Read Distress Page 8


  I said, “Nothing, really. I’m on holidays.”

  She glanced again at my notes on her desk screen – which would have included data from my pharm. “Good for you. Just don’t relax too hard.”

  I felt like an idiot, caught out in an obvious lie – but as I walked out of the surgery, it ceased to matter. The street was dappled with leaf-shadows, the breeze from the south was soft and cool. Junk DNA was over, and I felt as unburdened as if I’d just been granted a reprieve from a fatal disease. Epping was a quiet suburban center: a doctor, a dentist, a small supermarket, a florist, a hairdresser, and a couple of (non-experimental) restaurants. No Ruins; the commercial sector had been bulldozed fifteen years before and given over to engineered forest. No billboards (though advertising T-shirts almost made up for the loss). On rare Sunday afternoons when nothing else claimed our time, Gina and I walked up here for no reason at all, and sat beside the fountain. And when I came back from Stateless – with eight whole months to edit Violet Mosala into shape – there’d be more of those days than there’d been for a long while.

  When I opened the front door, Gina was standing in the hall, as if she’d been waiting for me to return. She seemed agitated. Distraught. I moved toward her, asking, “What’s wrong?” She backed away, raising her arms, almost as if she was fending off an attacker.

  She said, “Andrew, I know there’s no good time. But I waited—”

  At the end of the hall were three suitcases.

  The world drew itself away from me. Everything around me took one step back.

  I said, “What’s going on?”

  “Don’t get angry.”

  “I’m not angry.” That was the truth. “I just don’t understand.”

  Gina said, “I gave you every chance to fix things.

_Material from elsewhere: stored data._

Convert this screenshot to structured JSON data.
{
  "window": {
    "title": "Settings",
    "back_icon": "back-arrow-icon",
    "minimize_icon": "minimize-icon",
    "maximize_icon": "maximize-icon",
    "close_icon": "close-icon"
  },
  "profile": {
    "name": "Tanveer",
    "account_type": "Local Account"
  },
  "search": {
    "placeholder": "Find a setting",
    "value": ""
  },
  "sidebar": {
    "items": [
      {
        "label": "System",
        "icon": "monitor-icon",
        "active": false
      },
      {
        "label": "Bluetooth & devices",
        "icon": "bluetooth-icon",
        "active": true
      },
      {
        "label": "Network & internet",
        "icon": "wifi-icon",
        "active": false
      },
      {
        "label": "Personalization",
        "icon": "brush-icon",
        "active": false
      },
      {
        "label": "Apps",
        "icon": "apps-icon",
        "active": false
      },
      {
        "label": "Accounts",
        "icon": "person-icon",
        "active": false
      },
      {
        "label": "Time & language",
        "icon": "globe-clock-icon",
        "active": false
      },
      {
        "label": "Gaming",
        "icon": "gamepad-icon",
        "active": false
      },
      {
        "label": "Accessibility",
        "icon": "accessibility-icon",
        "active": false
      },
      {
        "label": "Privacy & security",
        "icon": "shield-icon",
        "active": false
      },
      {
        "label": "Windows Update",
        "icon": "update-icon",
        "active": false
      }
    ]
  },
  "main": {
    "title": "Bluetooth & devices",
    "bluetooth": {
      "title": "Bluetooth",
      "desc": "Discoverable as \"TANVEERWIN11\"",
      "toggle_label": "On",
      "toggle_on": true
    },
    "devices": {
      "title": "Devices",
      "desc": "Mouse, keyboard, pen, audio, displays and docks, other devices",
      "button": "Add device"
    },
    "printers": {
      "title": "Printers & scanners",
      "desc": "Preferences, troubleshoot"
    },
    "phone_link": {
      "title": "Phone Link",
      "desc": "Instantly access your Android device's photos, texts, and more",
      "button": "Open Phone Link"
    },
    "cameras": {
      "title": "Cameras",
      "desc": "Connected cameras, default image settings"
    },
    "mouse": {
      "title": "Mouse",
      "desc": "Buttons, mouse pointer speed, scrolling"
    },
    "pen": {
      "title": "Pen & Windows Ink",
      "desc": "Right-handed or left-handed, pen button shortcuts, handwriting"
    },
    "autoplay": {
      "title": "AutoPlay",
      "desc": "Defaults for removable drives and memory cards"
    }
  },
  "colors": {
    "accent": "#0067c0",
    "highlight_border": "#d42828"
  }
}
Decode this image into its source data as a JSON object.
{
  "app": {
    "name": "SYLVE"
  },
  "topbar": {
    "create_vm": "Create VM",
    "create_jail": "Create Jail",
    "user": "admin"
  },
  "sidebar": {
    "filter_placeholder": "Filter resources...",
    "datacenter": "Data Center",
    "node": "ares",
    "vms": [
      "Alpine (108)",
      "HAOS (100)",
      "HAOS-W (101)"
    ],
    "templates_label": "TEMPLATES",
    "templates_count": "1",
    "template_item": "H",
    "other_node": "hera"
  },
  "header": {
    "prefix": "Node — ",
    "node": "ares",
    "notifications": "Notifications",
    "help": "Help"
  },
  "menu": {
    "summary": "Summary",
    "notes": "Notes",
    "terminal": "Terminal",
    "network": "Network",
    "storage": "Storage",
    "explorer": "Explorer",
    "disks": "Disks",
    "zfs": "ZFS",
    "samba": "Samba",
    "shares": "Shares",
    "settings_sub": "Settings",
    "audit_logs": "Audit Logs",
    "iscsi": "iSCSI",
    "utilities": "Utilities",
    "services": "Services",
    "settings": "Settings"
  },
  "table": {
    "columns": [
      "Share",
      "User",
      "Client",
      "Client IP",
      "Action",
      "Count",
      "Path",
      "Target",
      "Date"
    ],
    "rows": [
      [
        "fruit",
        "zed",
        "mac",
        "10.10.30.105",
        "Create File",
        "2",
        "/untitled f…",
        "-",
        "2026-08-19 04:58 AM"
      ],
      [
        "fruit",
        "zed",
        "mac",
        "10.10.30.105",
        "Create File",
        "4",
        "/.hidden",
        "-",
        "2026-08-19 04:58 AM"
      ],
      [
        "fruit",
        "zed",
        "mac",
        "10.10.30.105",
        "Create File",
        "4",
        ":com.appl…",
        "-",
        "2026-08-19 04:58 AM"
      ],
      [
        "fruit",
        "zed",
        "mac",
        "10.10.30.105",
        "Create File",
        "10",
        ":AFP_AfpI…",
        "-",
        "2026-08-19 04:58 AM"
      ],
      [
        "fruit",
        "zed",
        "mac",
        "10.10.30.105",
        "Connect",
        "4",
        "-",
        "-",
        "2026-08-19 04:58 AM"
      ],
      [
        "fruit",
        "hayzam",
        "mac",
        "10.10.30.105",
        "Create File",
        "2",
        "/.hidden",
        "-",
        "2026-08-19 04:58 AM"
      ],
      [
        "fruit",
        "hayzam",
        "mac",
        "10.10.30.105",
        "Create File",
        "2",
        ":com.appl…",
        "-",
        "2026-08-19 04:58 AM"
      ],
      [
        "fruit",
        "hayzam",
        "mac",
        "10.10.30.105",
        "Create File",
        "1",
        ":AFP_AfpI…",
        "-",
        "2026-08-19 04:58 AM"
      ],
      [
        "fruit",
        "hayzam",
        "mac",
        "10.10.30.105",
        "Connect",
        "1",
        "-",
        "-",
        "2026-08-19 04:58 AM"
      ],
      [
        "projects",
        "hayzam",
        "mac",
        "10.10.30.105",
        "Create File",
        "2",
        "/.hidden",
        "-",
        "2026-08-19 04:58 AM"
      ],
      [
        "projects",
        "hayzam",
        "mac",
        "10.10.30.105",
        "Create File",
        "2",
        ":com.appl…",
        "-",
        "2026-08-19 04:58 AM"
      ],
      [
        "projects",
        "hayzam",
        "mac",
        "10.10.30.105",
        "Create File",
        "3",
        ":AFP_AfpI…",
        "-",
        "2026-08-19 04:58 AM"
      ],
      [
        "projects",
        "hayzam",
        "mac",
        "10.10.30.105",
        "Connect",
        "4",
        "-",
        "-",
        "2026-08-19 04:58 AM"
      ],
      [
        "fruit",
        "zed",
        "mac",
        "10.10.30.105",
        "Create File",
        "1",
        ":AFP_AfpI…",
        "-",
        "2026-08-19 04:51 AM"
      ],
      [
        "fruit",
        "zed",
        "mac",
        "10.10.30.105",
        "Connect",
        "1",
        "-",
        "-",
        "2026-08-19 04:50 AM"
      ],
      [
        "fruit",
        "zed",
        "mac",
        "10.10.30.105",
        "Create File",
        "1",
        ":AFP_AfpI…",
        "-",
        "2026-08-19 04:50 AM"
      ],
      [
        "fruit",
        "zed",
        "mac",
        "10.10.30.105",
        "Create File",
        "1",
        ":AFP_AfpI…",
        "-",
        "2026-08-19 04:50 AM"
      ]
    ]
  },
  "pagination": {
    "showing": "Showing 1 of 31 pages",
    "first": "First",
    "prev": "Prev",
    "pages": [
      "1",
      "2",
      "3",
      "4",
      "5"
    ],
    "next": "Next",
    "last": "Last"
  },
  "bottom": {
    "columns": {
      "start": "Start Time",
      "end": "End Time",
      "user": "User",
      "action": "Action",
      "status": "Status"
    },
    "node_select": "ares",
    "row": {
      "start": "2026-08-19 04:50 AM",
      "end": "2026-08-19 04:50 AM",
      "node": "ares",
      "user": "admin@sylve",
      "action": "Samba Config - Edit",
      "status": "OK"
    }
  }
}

And you just kept right on, as if nothing had changed.”

  Something odd was happening to my sense of balance; I felt as if I was swaying wildly, though I knew I was perfectly still. Gina looked miserable; I held out my arms to her – as if I could comfort her.

  I said, “Couldn’t you tell me something was wrong?”

  “Did I need to? Are you blind?”

  “Maybe I am.”

  “You’re not a child, are you? You’re not stupid.”

  “I honestly don’t know what I’m supposed to have done.”

  She laughed bitterly. “No, of course you don’t. You just started treating me like some kind of … arduous obligation. Why should you think there was anything wrong with that?”

  I said, “Started treating you … when? You mean the last three weeks? You always knew about editing. I thought—”

  Gina screamed, “I’m not talking about your fucking job! ”

  I wanted to sit down on the floor – to steady myself, to regain my bearings – but I was afraid the action might be misinterpreted.

  She said coldly, “Please don’t stand there blocking the way. You’re making me nervous.”

  “What do you think I’m going to do? Take you prisoner?” She didn’t reply. I squeezed past her into the kitchen. She turned and stood in the doorway, facing me. I had no idea what to say to her. I had no idea where to begin.

  “I love you.”

  “I’m warning you, don’t start.”

  “If I’ve screwed up, just give me a chance to put things right. I’ll try harder—”

  “There’s nothing worse than when you try harder . The strain is so fucking obvious.”

  “I always thought I’d—” I met her eyes: dark, expressive, impossibly beautiful. Even now, the sight of them cut through everything else I was thinking and feeling, and transformed part of me into a helpless, infatuated child. But I’d still, always, concentrated, I’d always paid attention. How had it come to this? What signs could I have missed … when, how? I wanted to demand dates and times and places—

  Gina looked away and said, “It’s too late to change anything. I’ve found someone else. I’ve been seeing someone else for the last three months. If you really didn’t know that … what kind of message did you need? Did I have to bring him home and screw him in front of you?”

  I closed my eyes. I didn’t want to hear this; it was just noise that made everything more complicated. I said slowly, “I don’t care what you’ve done. We can still—”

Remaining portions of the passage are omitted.